15. After invading the small Pacific island of Nauru in 1942, the Japanese imprisoned, enslaved, and killed much of the native population of the Australian protectorate
In the course of World War II, the small island of Nauru, strategically positioned in the Pacific Ocean, was occupied by the Japanese Empire. Invaded on August 26, 1942, the tiny island stood no chance against their industrialized military might and quickly fell. Despite earlier evacuations of essential personnel, five Australians, including the island’s administrator Lieutenant Colonel F.R. Chalmers, remained behind on the island to assist the local population. These individuals were initially imprisoned as POWs, before being later executed by the Japanese prior to liberation. In May 1946, Lieutenant Hiromi Nakayama would be sentenced to death for their unlawful killings.
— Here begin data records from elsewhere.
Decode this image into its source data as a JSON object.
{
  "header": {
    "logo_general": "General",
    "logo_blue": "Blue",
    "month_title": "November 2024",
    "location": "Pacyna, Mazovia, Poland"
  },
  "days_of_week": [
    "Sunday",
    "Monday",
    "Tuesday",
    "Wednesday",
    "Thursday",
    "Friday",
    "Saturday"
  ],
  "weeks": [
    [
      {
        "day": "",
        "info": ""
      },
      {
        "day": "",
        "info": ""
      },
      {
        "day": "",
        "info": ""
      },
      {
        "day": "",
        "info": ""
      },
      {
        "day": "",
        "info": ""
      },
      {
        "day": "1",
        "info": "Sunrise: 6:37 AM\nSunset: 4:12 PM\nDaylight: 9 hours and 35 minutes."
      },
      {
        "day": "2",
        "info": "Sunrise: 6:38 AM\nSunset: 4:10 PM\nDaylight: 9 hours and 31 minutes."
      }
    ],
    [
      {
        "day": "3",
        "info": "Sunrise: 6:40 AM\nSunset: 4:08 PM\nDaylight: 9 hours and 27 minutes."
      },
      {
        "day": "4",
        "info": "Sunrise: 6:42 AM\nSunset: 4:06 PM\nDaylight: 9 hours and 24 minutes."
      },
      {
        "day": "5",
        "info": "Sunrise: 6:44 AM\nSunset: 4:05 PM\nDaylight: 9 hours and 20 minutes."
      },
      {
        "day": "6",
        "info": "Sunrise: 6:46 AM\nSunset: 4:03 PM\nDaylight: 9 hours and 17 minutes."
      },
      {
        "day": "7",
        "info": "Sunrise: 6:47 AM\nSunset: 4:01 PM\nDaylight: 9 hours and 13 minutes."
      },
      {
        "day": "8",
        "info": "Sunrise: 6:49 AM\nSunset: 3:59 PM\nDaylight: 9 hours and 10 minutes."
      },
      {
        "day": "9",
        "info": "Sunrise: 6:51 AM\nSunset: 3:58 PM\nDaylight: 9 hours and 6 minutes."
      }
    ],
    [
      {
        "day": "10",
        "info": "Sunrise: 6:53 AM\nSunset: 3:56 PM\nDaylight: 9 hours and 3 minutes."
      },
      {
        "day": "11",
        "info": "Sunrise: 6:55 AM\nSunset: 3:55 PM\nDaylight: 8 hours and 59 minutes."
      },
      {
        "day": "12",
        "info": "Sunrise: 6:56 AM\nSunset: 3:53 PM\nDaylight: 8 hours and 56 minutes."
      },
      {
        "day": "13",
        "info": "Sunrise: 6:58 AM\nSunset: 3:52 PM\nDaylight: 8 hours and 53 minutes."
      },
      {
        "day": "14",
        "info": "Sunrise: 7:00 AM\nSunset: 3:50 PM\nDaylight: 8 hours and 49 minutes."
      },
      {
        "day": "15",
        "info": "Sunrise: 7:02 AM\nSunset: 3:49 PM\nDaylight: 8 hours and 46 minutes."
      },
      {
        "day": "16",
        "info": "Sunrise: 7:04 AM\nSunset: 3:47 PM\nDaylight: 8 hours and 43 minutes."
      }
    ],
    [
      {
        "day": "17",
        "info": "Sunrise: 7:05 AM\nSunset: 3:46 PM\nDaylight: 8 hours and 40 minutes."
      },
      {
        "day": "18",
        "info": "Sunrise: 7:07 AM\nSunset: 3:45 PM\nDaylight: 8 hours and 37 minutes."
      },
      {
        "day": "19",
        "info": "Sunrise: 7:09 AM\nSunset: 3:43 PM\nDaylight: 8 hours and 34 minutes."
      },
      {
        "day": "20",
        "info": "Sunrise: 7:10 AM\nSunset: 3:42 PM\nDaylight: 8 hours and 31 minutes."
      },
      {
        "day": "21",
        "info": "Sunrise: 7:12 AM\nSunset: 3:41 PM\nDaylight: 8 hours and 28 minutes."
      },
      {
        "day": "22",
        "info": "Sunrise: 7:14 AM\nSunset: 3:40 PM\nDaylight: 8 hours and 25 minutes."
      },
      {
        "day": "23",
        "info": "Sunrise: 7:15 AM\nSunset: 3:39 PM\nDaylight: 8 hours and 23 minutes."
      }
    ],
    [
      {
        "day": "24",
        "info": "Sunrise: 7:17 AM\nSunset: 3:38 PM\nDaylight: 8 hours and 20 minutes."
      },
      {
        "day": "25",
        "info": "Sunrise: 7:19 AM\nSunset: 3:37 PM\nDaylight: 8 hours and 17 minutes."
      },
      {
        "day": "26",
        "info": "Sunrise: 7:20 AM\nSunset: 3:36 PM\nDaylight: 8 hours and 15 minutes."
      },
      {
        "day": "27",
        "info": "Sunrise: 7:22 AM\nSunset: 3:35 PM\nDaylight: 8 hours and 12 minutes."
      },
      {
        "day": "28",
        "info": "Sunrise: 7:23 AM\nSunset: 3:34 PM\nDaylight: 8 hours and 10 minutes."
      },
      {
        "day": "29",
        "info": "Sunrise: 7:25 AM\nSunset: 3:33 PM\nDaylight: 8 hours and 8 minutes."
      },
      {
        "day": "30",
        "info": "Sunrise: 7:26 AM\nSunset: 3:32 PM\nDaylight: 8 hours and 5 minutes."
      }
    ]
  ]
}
The local population, themselves prisoners of war en masse as residents of an Australian protectorate, were treated equally poorly. Historically serving as a leper colony, in at least one recorded instance 39 afflicted persons were rounded up by the Japanese, loaded onto a boat, and subsequently sunk at sea as a method of execution. In 1943, 1,200 native Nauruans, representing almost 70% of the local population, were forcibly deported to the Chuuk Islands to serve as manual laborers. Less than two-thirds, just 737, would survive their captivity and return to the liberated island at the end of the war.